Exactly this. These systems are supposed to have been built by some of the smartest scientific and engineering minds on the planet, yet they somehow failed (or chose not) to think about second-order effects and what steady-state outcomes their systems will have. That's engineering 101 right there.
That's a small part on why people became more cynical of tech over the decades. At least with the internet there were large efforts to try and nail down security in the early 00's. Imagine if we instead left it devolve into a moderator-less hellscape where every other media post is some goatse style jump scare.
That's what it feels like with AI. But perhaps worse since companies are lobbying to keep the chaos instead of making a board of standards and etiquette.
This phrase almost always seems to be invoked to attribute purpose (and more specifically, intent and blame) to something based on outcomes, where it should be more considered as a way to stop thinking in terms of those things in the first place.
> Just because you can cook with a hammer doesn't make it its purpose.
If you survey all the people who own a hammer and ask what they use it for, cooking is not going to make the list of top 10 activities.
If you look around at what LLMs are being used for, the largest spaces where they have been successfully deployed are astroturfing, scamming, and helping people break from reality by sycophantically echoing their users and encouraging psychosis.

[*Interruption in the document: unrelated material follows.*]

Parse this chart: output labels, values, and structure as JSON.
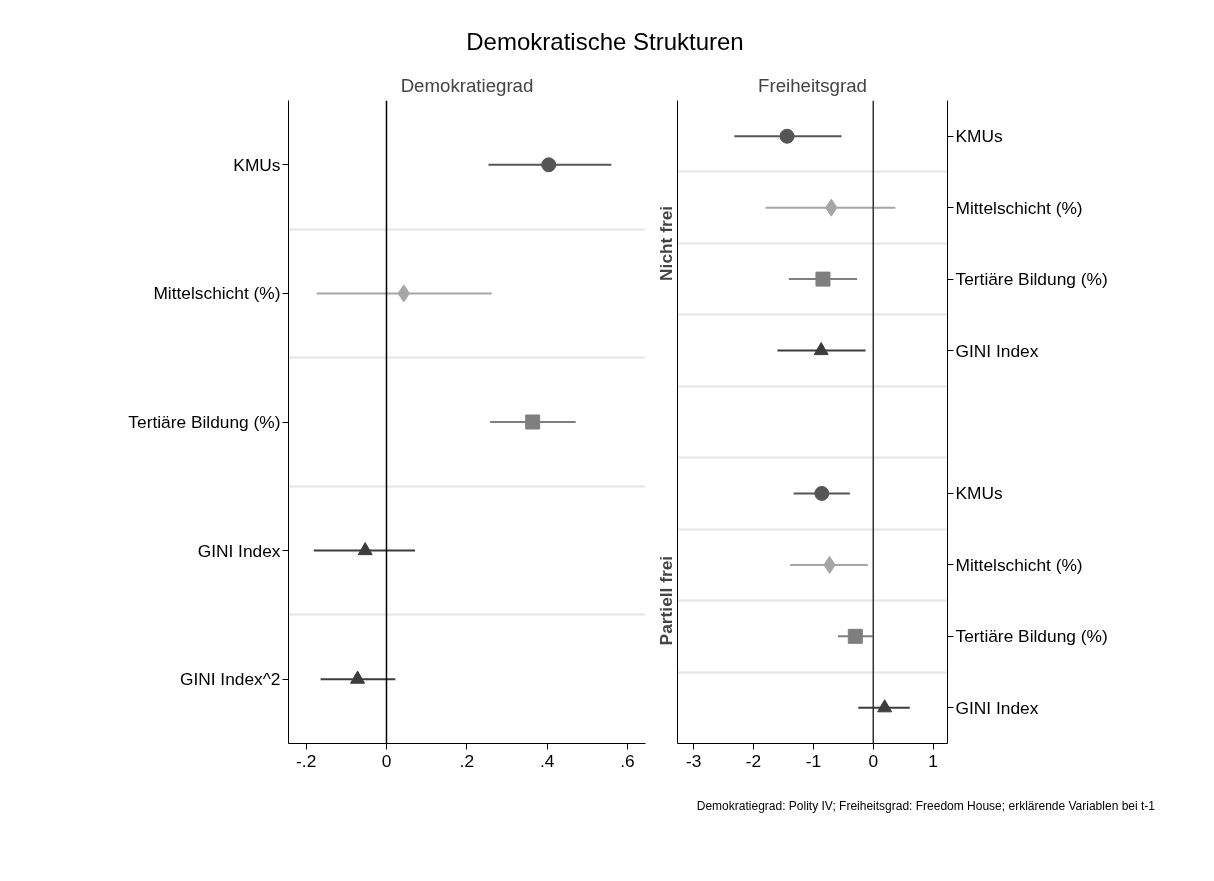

Email, by number of emails attempted to send is owned by spammers 10 to 100 fold over legitimate emails. You typically don't see this because of a massive effort by any number of companies to ensure that spam dies before it shows up in your mailbox.
To go back one step farther porn was one of the first successful businesses on the internet, that is more than enough motivation for our more conservative congress members to ban the internet in the first place.
Is it possible that these are in the top 10, but not the top 5? I'm pretty sure programming, email/meeting summaries, cheating on homework, random QA, and maybe roleplay/chat are the most popular uses.
The number of programmers in the world is vastly outnumbered by the people that do not program. Email / meeting summaries: maybe. Cheating on homework: maybe not your best example.